The hour of departure arrived; the inexorable hour which was to separate me from my wife on my wedding evening. Shall I confess what I felt, on the first performance of my ill-considered promise to Mr. Sherwin? No: I kept this a secret from Margaret; I will keep it a secret here.
I took leave of her as hurriedly and abruptly as possible—I could not trust myself to quit her in any other way. She had contrived to slip aside into the darkest part of the room, so that I only saw her face dimly at parting.
I went home at once. When I lay down to sleep—then the ordeal which I had been unconsciously preparing for myself throughout the day, began to try me. Every nerve in my body, strung up to the extremest point of tension since the morning, now at last gave way. I felt my limbs quivering, till the bed shook under me. I was possessed by a gloom and horror, caused by no thought, and producing no thought: the thinking faculty seemed paralysed within me, altogether. The physical and mental reaction, after the fever and agitation of the day, was so sudden and severe, that the faintest noise from the street now terrified—yes, literally terrified me. The whistling of the wind—which had risen since sunset—made me start up in bed, with my heart throbbing, and my blood all chill. When no sounds were audible, then I listened for them to come—listened breathlessly, without daring to move. At last, the agony of nervous prostration grew more than I could bear—grew worse even than the child’s horror of walking in the darkness, and sleeping alone on the bed-room floor, which had overcome me, almost from the first moment when I laid down. I groped my way to the table and lit the candle again; then wrapped my dressing-gown round me, and sat shuddering near the light, to watch the weary hours out till morning.
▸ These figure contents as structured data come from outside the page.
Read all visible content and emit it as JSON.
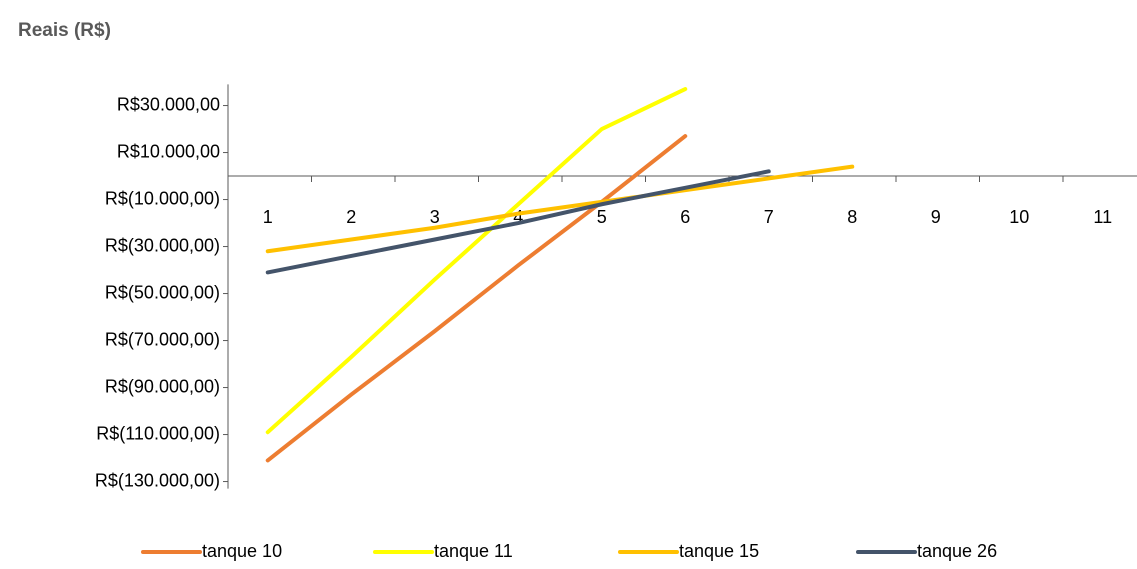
{
  "chart_data": {
    "type": "line",
    "title": "Reais (R$)",
    "categories": [
      "1",
      "2",
      "3",
      "4",
      "5",
      "6",
      "7",
      "8",
      "9",
      "10",
      "11"
    ],
    "series": [
      {
        "name": "tanque 10",
        "color": "#ED7D31",
        "values": [
          -121000,
          -93000,
          -66000,
          -38000,
          -11000,
          17000,
          null,
          null,
          null,
          null,
          null
        ]
      },
      {
        "name": "tanque 11",
        "color": "#FFFF00",
        "values": [
          -109000,
          -77000,
          -44000,
          -12000,
          20000,
          37000,
          null,
          null,
          null,
          null,
          null
        ]
      },
      {
        "name": "tanque 15",
        "color": "#FFC000",
        "values": [
          -32000,
          -27000,
          -22000,
          -16000,
          -11000,
          -6000,
          -1000,
          4000,
          null,
          null,
          null
        ]
      },
      {
        "name": "tanque 26",
        "color": "#44546A",
        "values": [
          -41000,
          -34000,
          -27000,
          -20000,
          -12000,
          -5000,
          2000,
          null,
          null,
          null,
          null
        ]
      }
    ],
    "ylim": [
      -133000,
      39000
    ],
    "yticks": [
      {
        "value": 30000,
        "label": "R$30.000,00"
      },
      {
        "value": 10000,
        "label": "R$10.000,00"
      },
      {
        "value": -10000,
        "label": "R$(10.000,00)"
      },
      {
        "value": -30000,
        "label": "R$(30.000,00)"
      },
      {
        "value": -50000,
        "label": "R$(50.000,00)"
      },
      {
        "value": -70000,
        "label": "R$(70.000,00)"
      },
      {
        "value": -90000,
        "label": "R$(90.000,00)"
      },
      {
        "value": -110000,
        "label": "R$(110.000,00)"
      },
      {
        "value": -130000,
        "label": "R$(130.000,00)"
      }
    ],
    "legend": "bottom"
  }
}
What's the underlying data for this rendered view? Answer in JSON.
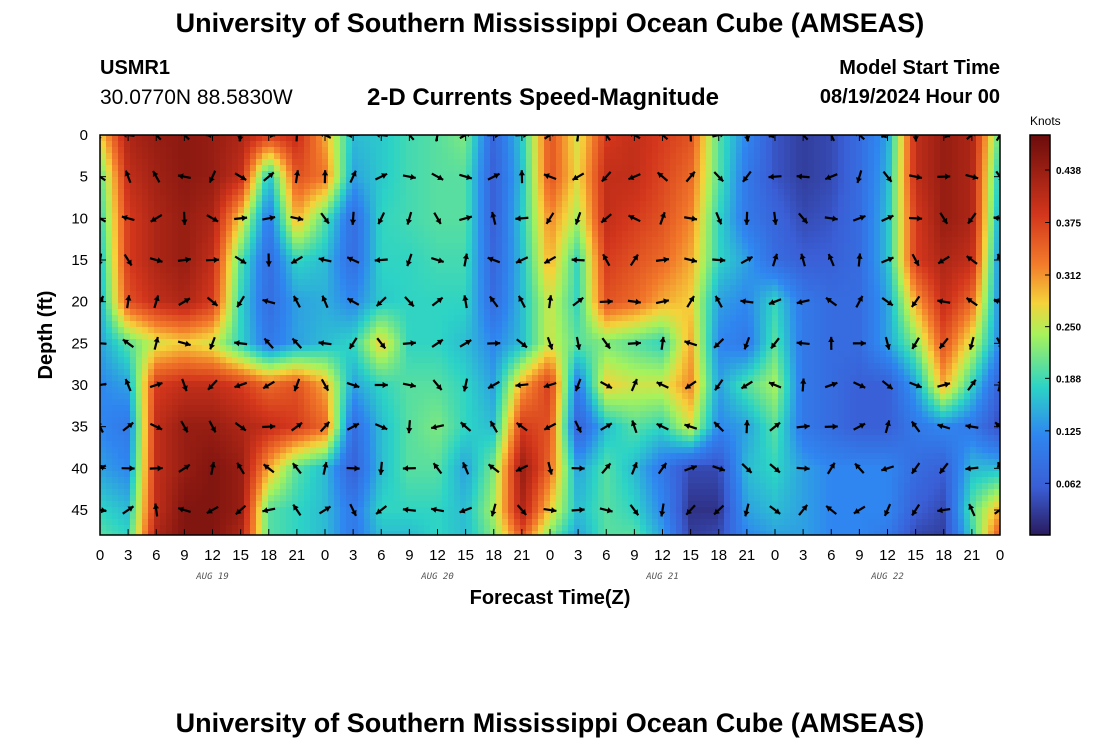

And this was my wedding-night! This was how the day ended which had begun by my marriage with Margaret Sherwin!
PART II.
I.
AN epoch in my narrative has now arrived. Up to the time of my marriage, I have appeared as an active agent in the different events I have described. After that period, and—with one or two exceptional cases—throughout the whole year of my probation, my position changed with the change in my life, and became a passive one.
During this interval year, certain events happened, some of which, at the time, excited my curiosity, but none my apprehension—some affected me with a temporary disappointment, but none with even a momentary suspicion. I can now look back on them, as so many timely warnings which I treated with fatal neglect. It is in these events that the history of the long year through which I waited to claim my wife as my own, is really comprised. They marked the lapse of time broadly and significantly; and to them I must now confine myself, as exclusively as may be, in the present portion of my narrative.